Specifically, Respondents explained that the PTAB issued its final written decisions in two inter partes Review (“IPR”) proceedings finding that all claims of the only asserted patent in the Investigation were unpatentable. Respondents asserted that, “this Investigation presents exceptional circumstances that warrant a stay—including that the asserted patent has already been found invalid ... and the fact that even the Complainant agrees a stay is appropriate.” Respondents noted that they were “unaware of any other Investigation that proceeded to hearing after the PTAB found all asserted patent claims to be invalid prior to the hearing—let alone where the facts were present and the parties agreed that the case should be stayed.” OUII did not oppose the motion stating, “[s]taying an investigation without certainty of resolution is contrary to the Commission’s statutory mandate to conclude investigations at the earliest practicable time. OUII does not oppose a stay, however, ‘[b]ecause both of the of the private parties desire a stay.’”

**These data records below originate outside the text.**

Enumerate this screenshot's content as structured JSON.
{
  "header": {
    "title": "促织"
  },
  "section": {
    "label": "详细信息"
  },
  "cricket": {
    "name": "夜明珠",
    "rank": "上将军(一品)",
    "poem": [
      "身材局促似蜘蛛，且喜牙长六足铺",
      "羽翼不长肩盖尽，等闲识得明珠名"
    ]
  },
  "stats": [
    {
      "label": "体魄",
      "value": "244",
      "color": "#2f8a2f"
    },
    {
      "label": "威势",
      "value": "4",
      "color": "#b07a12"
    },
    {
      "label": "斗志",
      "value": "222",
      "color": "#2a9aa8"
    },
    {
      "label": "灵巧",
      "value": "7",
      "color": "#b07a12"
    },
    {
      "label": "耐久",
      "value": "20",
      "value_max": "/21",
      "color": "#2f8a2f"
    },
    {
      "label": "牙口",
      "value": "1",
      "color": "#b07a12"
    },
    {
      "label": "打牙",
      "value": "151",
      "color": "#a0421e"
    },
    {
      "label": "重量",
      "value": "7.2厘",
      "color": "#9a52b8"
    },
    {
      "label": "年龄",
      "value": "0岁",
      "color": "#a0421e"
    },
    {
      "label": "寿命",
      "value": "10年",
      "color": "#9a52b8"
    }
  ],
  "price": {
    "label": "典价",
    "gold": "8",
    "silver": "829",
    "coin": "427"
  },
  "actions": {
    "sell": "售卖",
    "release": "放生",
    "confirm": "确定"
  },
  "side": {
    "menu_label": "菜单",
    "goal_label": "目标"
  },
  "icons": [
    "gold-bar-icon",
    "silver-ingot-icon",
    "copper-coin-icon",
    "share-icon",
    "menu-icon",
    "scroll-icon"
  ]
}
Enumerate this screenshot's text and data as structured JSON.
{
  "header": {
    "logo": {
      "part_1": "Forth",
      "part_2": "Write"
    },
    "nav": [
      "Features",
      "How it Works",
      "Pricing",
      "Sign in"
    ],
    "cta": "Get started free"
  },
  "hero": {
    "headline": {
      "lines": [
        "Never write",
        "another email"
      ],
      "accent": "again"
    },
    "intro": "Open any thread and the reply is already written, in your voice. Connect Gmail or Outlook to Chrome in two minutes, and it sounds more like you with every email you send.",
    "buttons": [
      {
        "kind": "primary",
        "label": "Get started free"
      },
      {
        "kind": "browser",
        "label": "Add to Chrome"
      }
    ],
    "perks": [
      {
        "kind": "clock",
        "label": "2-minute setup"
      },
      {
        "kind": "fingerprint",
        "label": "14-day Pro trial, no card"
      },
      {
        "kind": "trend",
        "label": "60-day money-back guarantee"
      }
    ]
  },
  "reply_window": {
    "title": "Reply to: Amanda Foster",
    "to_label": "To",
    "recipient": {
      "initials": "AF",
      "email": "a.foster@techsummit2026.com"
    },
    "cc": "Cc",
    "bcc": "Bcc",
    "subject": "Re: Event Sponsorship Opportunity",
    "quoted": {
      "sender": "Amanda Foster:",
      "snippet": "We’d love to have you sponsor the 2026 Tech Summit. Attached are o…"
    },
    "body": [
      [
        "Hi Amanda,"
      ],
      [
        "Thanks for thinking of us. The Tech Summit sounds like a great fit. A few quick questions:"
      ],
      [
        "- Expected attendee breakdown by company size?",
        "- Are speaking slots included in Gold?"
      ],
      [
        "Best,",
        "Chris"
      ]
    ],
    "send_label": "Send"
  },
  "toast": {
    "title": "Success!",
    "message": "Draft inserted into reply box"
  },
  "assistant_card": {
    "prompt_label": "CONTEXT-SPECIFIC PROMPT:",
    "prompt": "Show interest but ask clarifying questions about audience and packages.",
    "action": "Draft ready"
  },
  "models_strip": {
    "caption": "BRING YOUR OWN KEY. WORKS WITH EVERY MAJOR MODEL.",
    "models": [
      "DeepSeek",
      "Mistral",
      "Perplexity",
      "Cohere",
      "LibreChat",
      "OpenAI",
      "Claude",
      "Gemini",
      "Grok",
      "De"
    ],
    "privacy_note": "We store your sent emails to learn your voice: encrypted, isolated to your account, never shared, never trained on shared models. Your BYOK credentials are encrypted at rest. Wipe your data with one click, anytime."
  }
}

In view of the above and upon review of the relevant factors, Chief ALJ Bullock ruled in favor of a stay of the investigation.

The State of Discovery and the Hearing Date

ALJ Bullock found this first factor to weigh in favor of a stay. ALJ Bullock distinguished this case from previous requests for stays that have been made on the eve of trial. ALJ Bullock reasoned that a stay at this time would prevent the parties from expending further resources to complete discovery.

Whether a Stay Will Simplify the issues and Hearing of the Case

ALJ Bullock found this second factor to weigh in favor of a stay. ALJ Bullock noted that the Federal Circuit’s decision may be case dispositive. Thus, if the patent is invalid the Commission will need to terminate the Investigation. Further, ALJ Bullock reasoned, “even if the Federal Circuit does not affirm, staying the Investigation is highly likely to simplify and streamline issues that must ultimately be addressed at the hearing.”

The Undue Prejudice or Clear Tactical Disadvantage to Any Party

ALJ Bullock found this third factor to weigh in favor of a stay. ALJ Bullock determined that neither the parties nor OUII believes the stay will prejudice them and, in fact, the parties believe that judicial economy favors a stay. Again, ALJ Bullock reasoned that this case is different from other investigations in which this factor has weighed heavily against a stay. ALJ Bullock stated that the ’250 patent is not set to expire for more than ten years; accordingly, even after a stay, Complainant would have the opportunity to obtain relief.

The Stage of the PTO Proceedings

ALJ Bullock found this fourth factor to weigh in favor of a stay and acknowledged that the PTAB already issued its Final Written Decision, which distinguishes the present scenario from other investigations, such as Semiconductor Chips. Further, ALJ Bullock reasoned that appeals before the Federal Circuit generally proceed in a reasonable timeframe. Accordingly, it is reasonable to expect a decision from the Federal Circuit prior to the current target date of December 2019.

The Efficient Use of Commission Resources

ALJ Bullock found this last factor to weigh in favor of a stay and agreed with Respondents that there is significant risk that substantial resources of the ALJ and the Commission (in addition to those of the parties) would be ultimately wasted by proceeding with nearly eight months of pre-hearing discovery, a five-day evidentiary hearing, an Initial Determination (“ID”), and review of the ID by the Commission. ALJ Bullock also agreed that “[i]f this Investigation proceeded to a hearing and the Federal Circuit were then to affirm the PTAB’s decision, substantial resources would have been expended needlessly.” ALJ Bullock reiterated that the Commission has previously noted that, in scenarios where the asserted patent could be found invalid, the preservation of Commission resources favor a stay.

In conclusion, ALJ Bullock determined that this investigation “presents a clear example of when a stay is in the best interest.”